In order to evaluate the performance of the SECs at quantifying crack openings, the relationship between crack growth and relative capacitance change was investigated. Three features were extracted from time series data to associate with crack length: (1) maximum relative change in capacitance, taken as the peak-to-peak amplitude in signal for each load step; (2) residual relative change in capacitance, taken as the difference between the maximum reading during a given load step and the capacitance left after unloading; and (3) average relative change in capacitance, taken as the average change in capacitance over a loading step. Figure 11 plots the maximum relative change in capacitance (green dotted line), residual relative change in capacitance (orange dashed line), average relative change in capacitance (gray line) against crack growth (black dots) from each loading step (L1 to L19) and SEC. The red dashed lines indicate the visible shear cracks initiation underneath the corresponding SECs. The crack length was measured as a straight line between the extremities of a crack, and normalized by the height of the web. An agreement is observed between the three features and crack growth.

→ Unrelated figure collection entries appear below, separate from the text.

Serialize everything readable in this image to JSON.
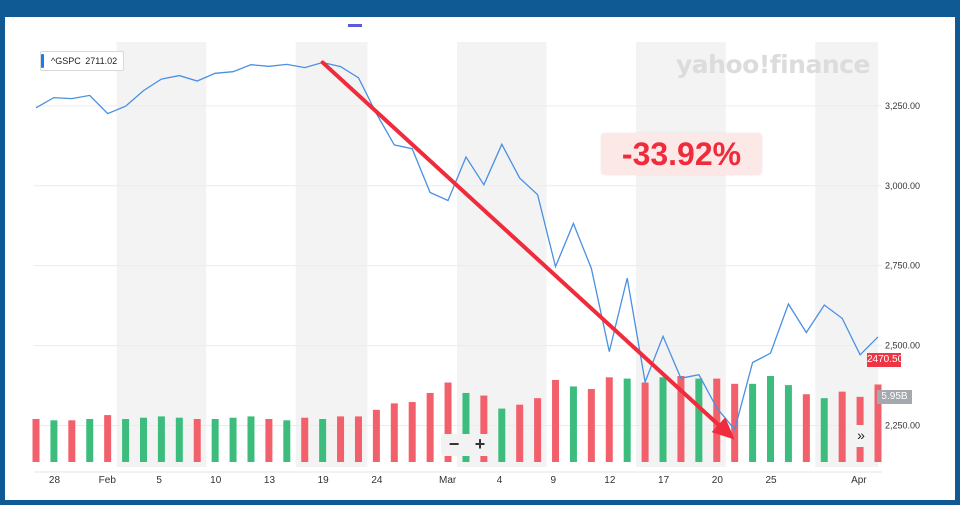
{
  "ticker": {
    "symbol": "^GSPC",
    "value": "2711.02"
  },
  "watermark": "yahoo!finance",
  "change_label": "-33.92%",
  "price_tag": "2470.50",
  "volume_tag": "5.95B",
  "controls": {
    "zoom_out": "−",
    "zoom_in": "+",
    "scroll_right": "»"
  },
  "colors": {
    "line": "#4a90e2",
    "arrow": "#ef2b3c",
    "vol_up": "#3dbd7d",
    "vol_down": "#f2606c",
    "band": "#f3f3f3",
    "frame": "#0f5a95"
  },
  "chart_data": {
    "type": "line",
    "x_tick_labels": [
      "28",
      "Feb",
      "5",
      "10",
      "13",
      "19",
      "24",
      "Mar",
      "4",
      "9",
      "12",
      "17",
      "20",
      "25",
      "Apr"
    ],
    "y_tick_labels": [
      "3,250.00",
      "3,000.00",
      "2,750.00",
      "2,500.00",
      "2,250.00"
    ],
    "ylim": [
      2120,
      3450
    ],
    "y_ticks": [
      3250,
      3000,
      2750,
      2500,
      2250
    ],
    "dates": [
      "2020-01-27",
      "2020-01-28",
      "2020-01-29",
      "2020-01-30",
      "2020-01-31",
      "2020-02-03",
      "2020-02-04",
      "2020-02-05",
      "2020-02-06",
      "2020-02-07",
      "2020-02-10",
      "2020-02-11",
      "2020-02-12",
      "2020-02-13",
      "2020-02-14",
      "2020-02-18",
      "2020-02-19",
      "2020-02-20",
      "2020-02-21",
      "2020-02-24",
      "2020-02-25",
      "2020-02-26",
      "2020-02-27",
      "2020-02-28",
      "2020-03-02",
      "2020-03-03",
      "2020-03-04",
      "2020-03-05",
      "2020-03-06",
      "2020-03-09",
      "2020-03-10",
      "2020-03-11",
      "2020-03-12",
      "2020-03-13",
      "2020-03-16",
      "2020-03-17",
      "2020-03-18",
      "2020-03-19",
      "2020-03-20",
      "2020-03-23",
      "2020-03-24",
      "2020-03-25",
      "2020-03-26",
      "2020-03-27",
      "2020-03-30",
      "2020-03-31",
      "2020-04-01",
      "2020-04-02"
    ],
    "close": [
      3244,
      3276,
      3273,
      3283,
      3226,
      3249,
      3298,
      3334,
      3345,
      3328,
      3352,
      3357,
      3379,
      3374,
      3380,
      3370,
      3386,
      3373,
      3338,
      3226,
      3128,
      3116,
      2979,
      2954,
      3090,
      3003,
      3130,
      3024,
      2972,
      2747,
      2882,
      2741,
      2481,
      2711,
      2386,
      2529,
      2398,
      2409,
      2305,
      2237,
      2447,
      2476,
      2630,
      2541,
      2627,
      2585,
      2471,
      2527
    ],
    "volume_direction": [
      "down",
      "up",
      "down",
      "up",
      "down",
      "up",
      "up",
      "up",
      "up",
      "down",
      "up",
      "up",
      "up",
      "down",
      "up",
      "down",
      "up",
      "down",
      "down",
      "down",
      "down",
      "down",
      "down",
      "down",
      "up",
      "down",
      "up",
      "down",
      "down",
      "down",
      "up",
      "down",
      "down",
      "up",
      "down",
      "up",
      "down",
      "up",
      "down",
      "down",
      "up",
      "up",
      "up",
      "down",
      "up",
      "down",
      "down",
      "down"
    ],
    "volume_billions": [
      3.3,
      3.2,
      3.2,
      3.3,
      3.6,
      3.3,
      3.4,
      3.5,
      3.4,
      3.3,
      3.3,
      3.4,
      3.5,
      3.3,
      3.2,
      3.4,
      3.3,
      3.5,
      3.5,
      4.0,
      4.5,
      4.6,
      5.3,
      6.1,
      5.3,
      5.1,
      4.1,
      4.4,
      4.9,
      6.3,
      5.8,
      5.6,
      6.5,
      6.4,
      6.1,
      6.5,
      6.6,
      6.4,
      6.4,
      6.0,
      6.0,
      6.6,
      5.9,
      5.2,
      4.9,
      5.4,
      5.0,
      5.95
    ]
  }
}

Figure 12 illustrates a compilation of the normalized crack lengths and the feature “maximum relative change in capacitance” extracted from each loading step for all the SECs. It can be observed that the feature is generally consistent with the location of a crack and its normalized length. At small strain (low loadings), this relationship is harder to distinguish. A significant change in the feature is associated with a rapid growth of the shear crack and final fracture, shown as tall red bars at the two corners of Figure 12b (SEC $\#1$ and $\#18$). Both small and negative changes in the feature indicate that no crack formed.

4. Conclusions

This paper presented the study of a novel sensing skin for the detection, localization, and quantification of cracks in concrete. The sensing skin, constituted from an array of soft elastomeric capacitors (SECs), is an inexpensive, durable, and robust sensing solution that can be leveraged to measure strain over large surfaces. The strain measurement values are collected in the form of discrete point values among the network. The spatio–temporal comparison of strains enables the detection, localization, and quantification of cracks.

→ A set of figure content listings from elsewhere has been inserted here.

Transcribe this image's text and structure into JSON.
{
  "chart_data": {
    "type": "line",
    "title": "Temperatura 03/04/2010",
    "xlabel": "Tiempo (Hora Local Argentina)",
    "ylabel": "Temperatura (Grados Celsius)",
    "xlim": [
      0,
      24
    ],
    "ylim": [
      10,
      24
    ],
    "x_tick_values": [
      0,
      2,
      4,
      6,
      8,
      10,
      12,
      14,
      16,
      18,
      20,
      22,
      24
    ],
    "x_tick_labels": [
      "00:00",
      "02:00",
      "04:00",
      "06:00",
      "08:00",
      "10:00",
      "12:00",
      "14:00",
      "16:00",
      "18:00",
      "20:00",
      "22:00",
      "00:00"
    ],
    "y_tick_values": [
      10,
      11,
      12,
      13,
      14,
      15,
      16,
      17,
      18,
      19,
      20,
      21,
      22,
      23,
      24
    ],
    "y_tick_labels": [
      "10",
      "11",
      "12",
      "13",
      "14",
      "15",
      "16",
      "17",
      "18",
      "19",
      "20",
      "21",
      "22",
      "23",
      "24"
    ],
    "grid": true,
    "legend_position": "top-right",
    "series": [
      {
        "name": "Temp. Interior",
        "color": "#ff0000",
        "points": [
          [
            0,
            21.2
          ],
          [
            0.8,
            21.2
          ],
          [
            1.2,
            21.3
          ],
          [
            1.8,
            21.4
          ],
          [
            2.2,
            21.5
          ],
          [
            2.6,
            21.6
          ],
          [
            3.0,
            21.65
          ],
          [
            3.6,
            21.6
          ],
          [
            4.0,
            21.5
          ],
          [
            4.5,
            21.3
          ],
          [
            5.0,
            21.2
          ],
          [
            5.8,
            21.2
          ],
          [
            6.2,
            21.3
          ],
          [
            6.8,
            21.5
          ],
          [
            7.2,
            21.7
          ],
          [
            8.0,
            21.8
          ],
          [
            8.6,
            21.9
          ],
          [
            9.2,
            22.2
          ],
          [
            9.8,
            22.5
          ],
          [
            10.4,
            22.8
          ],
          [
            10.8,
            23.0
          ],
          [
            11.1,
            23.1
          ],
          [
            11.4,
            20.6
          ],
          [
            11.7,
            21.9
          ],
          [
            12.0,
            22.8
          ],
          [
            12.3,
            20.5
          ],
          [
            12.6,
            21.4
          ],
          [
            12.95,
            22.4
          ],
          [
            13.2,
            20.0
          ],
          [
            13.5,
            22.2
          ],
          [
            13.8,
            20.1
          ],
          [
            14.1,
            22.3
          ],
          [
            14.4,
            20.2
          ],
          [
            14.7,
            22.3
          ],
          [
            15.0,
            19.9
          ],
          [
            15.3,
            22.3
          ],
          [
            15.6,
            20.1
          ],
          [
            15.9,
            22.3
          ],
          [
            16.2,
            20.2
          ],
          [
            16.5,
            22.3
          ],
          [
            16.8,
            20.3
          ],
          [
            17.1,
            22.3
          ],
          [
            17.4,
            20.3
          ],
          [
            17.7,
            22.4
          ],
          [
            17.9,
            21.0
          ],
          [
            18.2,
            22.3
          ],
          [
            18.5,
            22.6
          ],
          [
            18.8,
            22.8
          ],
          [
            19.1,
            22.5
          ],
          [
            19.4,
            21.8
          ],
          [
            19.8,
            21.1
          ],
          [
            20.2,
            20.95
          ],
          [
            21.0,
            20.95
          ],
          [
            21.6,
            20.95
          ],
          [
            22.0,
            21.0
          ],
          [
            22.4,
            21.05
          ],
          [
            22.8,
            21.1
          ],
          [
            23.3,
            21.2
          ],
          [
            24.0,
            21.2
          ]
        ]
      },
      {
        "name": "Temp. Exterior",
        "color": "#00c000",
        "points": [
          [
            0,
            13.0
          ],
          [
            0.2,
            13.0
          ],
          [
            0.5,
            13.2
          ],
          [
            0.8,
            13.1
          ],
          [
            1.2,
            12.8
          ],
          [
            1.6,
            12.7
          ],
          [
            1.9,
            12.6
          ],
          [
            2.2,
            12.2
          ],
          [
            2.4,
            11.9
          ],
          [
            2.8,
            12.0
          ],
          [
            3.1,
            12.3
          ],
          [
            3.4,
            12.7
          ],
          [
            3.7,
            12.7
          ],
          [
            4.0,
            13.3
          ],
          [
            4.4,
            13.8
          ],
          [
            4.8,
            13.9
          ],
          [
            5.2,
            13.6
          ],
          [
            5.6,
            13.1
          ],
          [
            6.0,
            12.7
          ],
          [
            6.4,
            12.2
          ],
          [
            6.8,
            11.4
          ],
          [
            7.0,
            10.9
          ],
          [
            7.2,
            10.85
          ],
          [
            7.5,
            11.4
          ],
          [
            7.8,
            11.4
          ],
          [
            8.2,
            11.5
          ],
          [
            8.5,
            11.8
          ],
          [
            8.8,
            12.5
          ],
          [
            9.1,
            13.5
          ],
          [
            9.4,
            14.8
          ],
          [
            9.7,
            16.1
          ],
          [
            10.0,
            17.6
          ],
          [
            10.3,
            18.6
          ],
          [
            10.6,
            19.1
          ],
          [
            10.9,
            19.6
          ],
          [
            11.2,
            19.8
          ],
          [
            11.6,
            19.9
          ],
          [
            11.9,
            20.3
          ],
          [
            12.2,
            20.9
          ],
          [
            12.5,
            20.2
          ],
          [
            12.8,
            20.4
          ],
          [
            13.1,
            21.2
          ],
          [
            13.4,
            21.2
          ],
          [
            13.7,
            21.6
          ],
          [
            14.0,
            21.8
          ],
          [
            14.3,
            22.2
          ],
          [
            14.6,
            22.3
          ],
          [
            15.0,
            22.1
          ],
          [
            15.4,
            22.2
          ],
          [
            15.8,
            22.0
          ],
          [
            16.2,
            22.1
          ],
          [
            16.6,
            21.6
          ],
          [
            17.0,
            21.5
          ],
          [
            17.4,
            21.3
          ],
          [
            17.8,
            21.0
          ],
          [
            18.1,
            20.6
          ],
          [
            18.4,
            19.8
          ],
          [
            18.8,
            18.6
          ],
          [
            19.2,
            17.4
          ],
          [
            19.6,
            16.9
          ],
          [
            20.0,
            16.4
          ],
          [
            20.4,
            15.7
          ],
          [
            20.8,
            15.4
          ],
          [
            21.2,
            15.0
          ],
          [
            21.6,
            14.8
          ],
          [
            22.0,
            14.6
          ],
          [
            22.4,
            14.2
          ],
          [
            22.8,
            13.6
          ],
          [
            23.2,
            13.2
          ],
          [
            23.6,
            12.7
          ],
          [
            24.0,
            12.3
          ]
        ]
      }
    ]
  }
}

The sensing skin was first introduced and validation results preliminarily conducted on small-scale reinforced concrete beams were presented. Initial characterization of a free-standing SEC led to a gauge factor that was used to map electrical signal to strain and thus, cracks. Time series measurements from the SECs and visual observations from crack growth were in agreement. The sensing capability was further studied by deploying a sensor network of 20 SECs onto the surface of a full-scale post-tensioned concrete beam. A bending test with a loading and unloading sequence was conducted until structural failure, and data from the SECs and visual observation of cracks collected. Results demonstrated that data collected from the distributed SEC network correlated with crack-induced damage. The extraction of time series features, among which the maximum relative change in capacitance at each loading step, showed good agreement with the observed normalized crack length.

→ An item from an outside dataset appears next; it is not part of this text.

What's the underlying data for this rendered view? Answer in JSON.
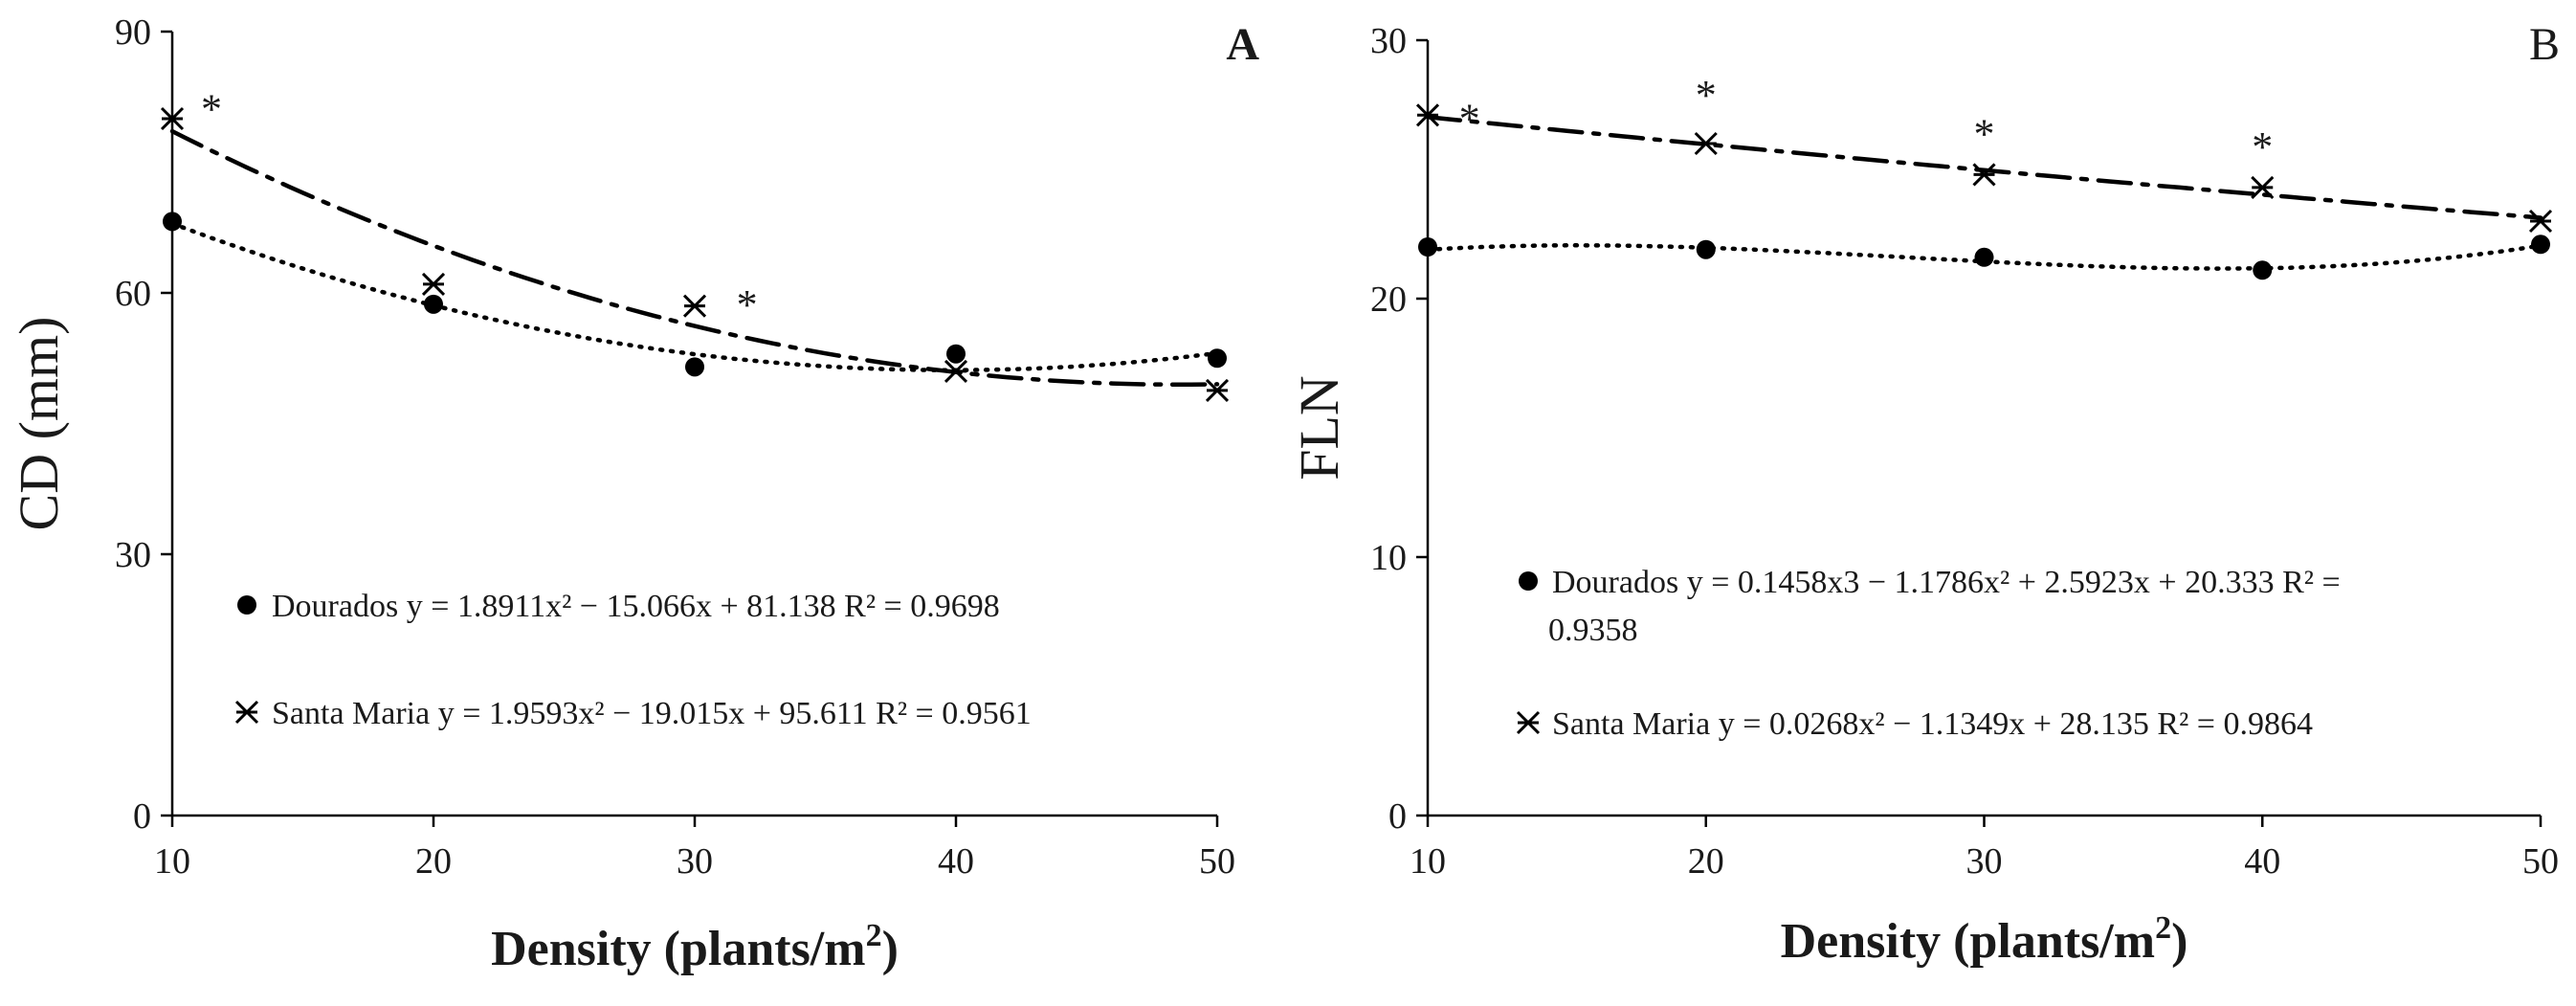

Overall, the SEC network showed capable of detecting, localizing, and quantifying cracks in concrete. The application of dense networks of SECs could provide a cost-effective monitoring solution for real-time, long-term crack monitoring on civil structures. Future research will include the influence of the gauge length on the accuracy of SEC’s final configuration, bonding sensitivity between the concrete and sensing materials, optimal dense sensor network design for multi-crack detection, and crack initialization characterization algorithms.